# Vacuum leaks



## gjones (Oct 8, 2012)

EUREKA!!!! Finally found the blasted vacuum leak that had been plaguing my veritable sanity! The PO concocted this crazy brass block setup at the rear of the carburetor, which I attempted to just go ahead and replace with all new pieces, just match them and replace. NOT so easy. After going to 5 different auto parts stores, Lowes, and 2 alternate hardware places, no one could even come close to what was there. ( 2 of the auto parts stores told me that most of their brass fittings were being removed, as smokers of illicit drugs were using them to make smoking apparatuses!- One place even had the audacity to try to ID me when I purchased a fitting!

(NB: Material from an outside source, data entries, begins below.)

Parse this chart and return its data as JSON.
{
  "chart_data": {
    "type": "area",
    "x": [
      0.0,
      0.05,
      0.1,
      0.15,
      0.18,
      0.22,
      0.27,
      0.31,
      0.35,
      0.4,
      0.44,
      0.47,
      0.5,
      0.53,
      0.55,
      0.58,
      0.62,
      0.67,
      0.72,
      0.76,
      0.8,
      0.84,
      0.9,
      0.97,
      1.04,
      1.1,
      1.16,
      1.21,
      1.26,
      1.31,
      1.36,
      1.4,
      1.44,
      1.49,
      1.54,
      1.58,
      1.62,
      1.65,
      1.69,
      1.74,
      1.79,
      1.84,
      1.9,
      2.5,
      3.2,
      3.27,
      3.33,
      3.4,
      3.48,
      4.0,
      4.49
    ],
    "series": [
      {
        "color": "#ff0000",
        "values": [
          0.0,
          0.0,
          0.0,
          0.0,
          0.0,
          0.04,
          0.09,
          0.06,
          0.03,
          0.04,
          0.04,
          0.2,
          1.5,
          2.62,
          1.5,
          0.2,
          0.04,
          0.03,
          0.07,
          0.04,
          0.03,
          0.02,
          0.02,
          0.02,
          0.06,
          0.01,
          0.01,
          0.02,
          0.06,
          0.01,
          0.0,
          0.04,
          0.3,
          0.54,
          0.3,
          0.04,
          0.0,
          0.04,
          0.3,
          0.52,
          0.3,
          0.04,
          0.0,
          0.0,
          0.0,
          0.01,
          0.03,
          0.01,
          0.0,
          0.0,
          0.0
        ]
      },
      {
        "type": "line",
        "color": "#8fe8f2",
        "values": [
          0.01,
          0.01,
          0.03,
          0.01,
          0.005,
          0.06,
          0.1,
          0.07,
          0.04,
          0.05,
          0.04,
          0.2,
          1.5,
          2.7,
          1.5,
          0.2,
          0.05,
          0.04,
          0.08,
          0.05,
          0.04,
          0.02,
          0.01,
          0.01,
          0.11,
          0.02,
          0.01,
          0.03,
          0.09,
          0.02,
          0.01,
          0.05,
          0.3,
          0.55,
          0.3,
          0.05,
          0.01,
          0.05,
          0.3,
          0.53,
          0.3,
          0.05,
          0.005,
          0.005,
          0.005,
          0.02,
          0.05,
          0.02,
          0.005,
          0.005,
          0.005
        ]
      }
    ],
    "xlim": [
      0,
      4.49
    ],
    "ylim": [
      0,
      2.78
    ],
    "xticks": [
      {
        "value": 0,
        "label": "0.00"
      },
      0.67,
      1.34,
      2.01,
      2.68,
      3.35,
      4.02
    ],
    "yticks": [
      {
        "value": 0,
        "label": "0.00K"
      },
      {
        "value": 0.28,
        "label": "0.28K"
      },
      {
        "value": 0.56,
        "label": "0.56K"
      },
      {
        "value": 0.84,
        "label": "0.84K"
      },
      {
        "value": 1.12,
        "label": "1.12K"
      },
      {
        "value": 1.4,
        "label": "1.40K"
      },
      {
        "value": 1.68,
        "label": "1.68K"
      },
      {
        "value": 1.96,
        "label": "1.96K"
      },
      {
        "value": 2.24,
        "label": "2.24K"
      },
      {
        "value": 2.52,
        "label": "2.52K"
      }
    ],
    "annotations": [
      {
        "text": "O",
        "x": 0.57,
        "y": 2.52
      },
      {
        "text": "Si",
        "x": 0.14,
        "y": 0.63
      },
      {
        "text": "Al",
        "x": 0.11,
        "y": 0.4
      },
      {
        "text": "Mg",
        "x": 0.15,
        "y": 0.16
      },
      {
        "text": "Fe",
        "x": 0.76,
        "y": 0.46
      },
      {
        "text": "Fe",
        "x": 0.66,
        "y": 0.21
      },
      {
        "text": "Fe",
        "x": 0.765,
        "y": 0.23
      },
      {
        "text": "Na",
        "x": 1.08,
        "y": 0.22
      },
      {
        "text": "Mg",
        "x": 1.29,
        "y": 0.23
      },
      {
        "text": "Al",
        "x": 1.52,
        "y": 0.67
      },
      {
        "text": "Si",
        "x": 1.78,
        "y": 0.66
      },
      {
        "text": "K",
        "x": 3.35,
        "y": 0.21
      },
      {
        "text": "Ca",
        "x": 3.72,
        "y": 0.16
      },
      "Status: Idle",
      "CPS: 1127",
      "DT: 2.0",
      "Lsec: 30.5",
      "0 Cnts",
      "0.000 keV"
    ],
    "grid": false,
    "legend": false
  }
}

I told them to cram it, and give me the part-which they did!). ANYway, after 15 solid months of spending 8-18 hours a day out in the garage, it actually feels like I'm making progress. (I might have had 30 days off total in that time) One of the brass blocks had a hairline fracture in it- NOT really noticeable, looked like a casting mark. Spraying it with carb cleaner made no rpm change at all. Pulled all that garbage off the back, installed a threaded barb, connected the booster line to that and cranked it up- WHAT A DIFFERENCE! It now idles smooth in gear!!!! Now BOTH idle mixture screws actually function! All I have to do now is connect the vacuum modulator line up. (NOT to the rear again- hopefully it will function properly connected to the front port on the drivers' side of carburetor. I also moved the advance line to the right side timed port-she likes that spot!). I had to take a few steps back and a few deep breaths and start fresh. THANKS TO ALL who helped me through this grueling process. My confidence level has finally risen, at least to the surface! THANKS!!!!


----------



## FlambeauHO (Nov 24, 2011)

:beer: cheers!


----------



## gjones (Oct 8, 2012)

*vacuum leaks*

Just came in from garage a few minutes ago (4:33 a.m.). Have already had an celebratory beer or two, as it were. Today, I will purchase vacuum lines and the like, then drive that puppy around and see what she'll do for me. It should be an momentous occasion.


----------



## jmt455 (Mar 26, 2012)

Congrats!


----------



## geeteeohguy (Feb 2, 2008)

If you have a Quadrajet, the modulator line connects to the 1/4" fitting on the passenger side of the carb, at the front. The vacuum advance connects at the driver's side, and is manifold vacuum, not ported. Great that you got it running much better!!


----------



## gjones (Oct 8, 2012)

*vacuum leaks*

Nope, GTO guy, there's a Carter competition carb on it. I've read a few posts about that, and they all said the pass. side was the timed side, and the left side was full vacuum. If that is not the case, then the parts I bought today won't work because I know that the trans. needs manifold vacuum, and I'll have to find another spot to stick the modulator line. There seems like some force is resisting tooth and nail over every little item I try to fix on this beast. I'll know soon enough, though- heading back to the garage right now- we shall see.


----------



## gjones (Oct 8, 2012)

*Carter carb.*

ok after reading about 100 posts, the vacuum port configuration on the front of this Carter 9635 is still elusive. Seems 50 posts say the timed side is the RIGHT SIDE, and 50 say the LEFT side is the timed side. I suspect that 50 believe the actual LEFT DRIVERS' side is not the left to them, because they're looking at it from the front of the engine. Looked at Edelbrock site- they show a picture, and nothing else. Not a word. IS THE LEFT SIDE (DRIVERS' SIDE) MANIFOLD VACUUM, OR PORTED ON A CARTER COMPETITION SERIES 9635SA?????????????


----------



## geeteeohguy (Feb 2, 2008)

Here's how to make it simple: There are two types of engine vacuum: manifold and ported. Manifold is below the throttle plates and ported is above the throtle plates. The transmission modulator must be connected to manifold vacuum for it to work. As the throttle is opened, manifold vacuum drops, but the velocity thru the carb causes the ported (above throttle plates) vacuum to increase. Like a see-saw. Easy to check. Pull a hose and if it's sucking air at idle (like a PCV line or a vacuum advance line) it's maniflold. If you have to rev the engine to get suction on the line, it's ported.


----------



## gjones (Oct 8, 2012)

*vacuum leaks*

Thanks geeteeohguy. That's the answer I was looking for. I knew it was that easy- sometimes I can't see the forest, for the trees. I try to look for the most complicated of answers it seems, when the "real" problem is right under my nose!


----------